Sixteen-year-old Cinder is considered a technological mistake by most of society and a burden by her stepmother. Being a cyborg does have its benefits though: Cinder’s brain interface has given her an uncanny ability to fix things, making her the best mechanic in New Beijing. This reputation brings her into contact with Prince Kai, who needs her to fix an old android which he jokingly insists is a “matter of national security.” Although eager to impress the prince, Cinder’s intentions are derailed when her younger stepsister, and only human friend, is infected with the fatal plague that’s been devastating Earth for a decade. Betrayed once more by her stepmother, Cinder is involuntarily committed as a Plague test subject. Once in the palace hospital, a mysterious doctor discovers secrets about Cinder that could change the course of the nation. Meanwhile, the greedy and cruel Lunar queen is pressing the prince for concessions and marriage to avert war between the moon and Earth nations. This is a futuristic take on the Cinderella story.
|Author :||Marissa Meyer|
|Series :||#1 : Lunar Chronicles|
- I am predisposed to like this story, because I love science fiction, romance, and modern takes on fairy tales! This one has all of these elements, so I was very happy.
- Strong, feisty main character. I liked Cinder, and rooted for her throughout the story.
- The secondary characters were interesting and mostly fleshed out. I especially liked the android, Iko, who had trouble remembering that she was an android and not a woman.
- The world building was lovely, I liked how the futuristic setting was introduced subtly and without info dumping. Also, the futuristic setting was necessary for this story; it could not have been set in another time period and remained the same.
- I thought this book ended at a good and logical place. It hinted at future conflicts, but readers could be satisfied with the action of this story. I’m looking forward to the next book in this series.

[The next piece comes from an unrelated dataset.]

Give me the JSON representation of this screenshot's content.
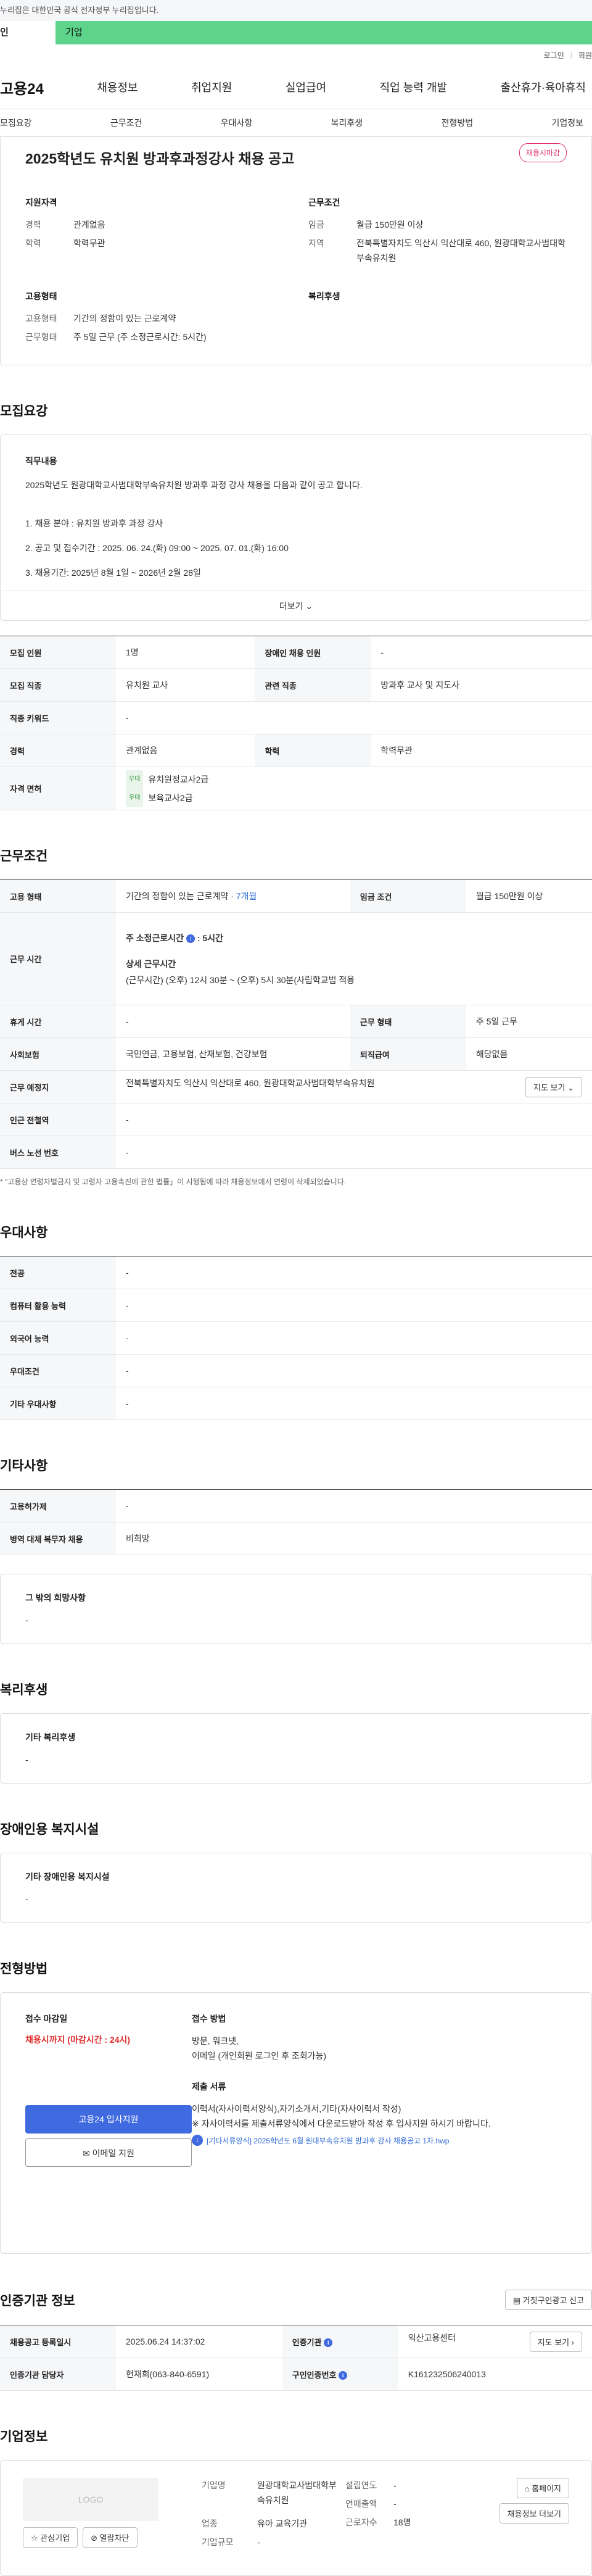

- I didn’t understand why Prince Kai was so taken with Cinder, or why he pursued her even in the midst of losing his father, planning for his own coronation, and dealing with the Lunar envoy. His interest in the midst of such conflict seemed unlikely.
- I wanted more explanations about Queen Levana. Why was she so cruel? What did she want to gain with threatening war? She was the thinnest character.
I thought the ‘big reveal’ was pretty obvious through the book and not very shocking. It was almost too-foreshadowed. I did listen to, and not read, the book which sometimes makes a difference. Your thoughts?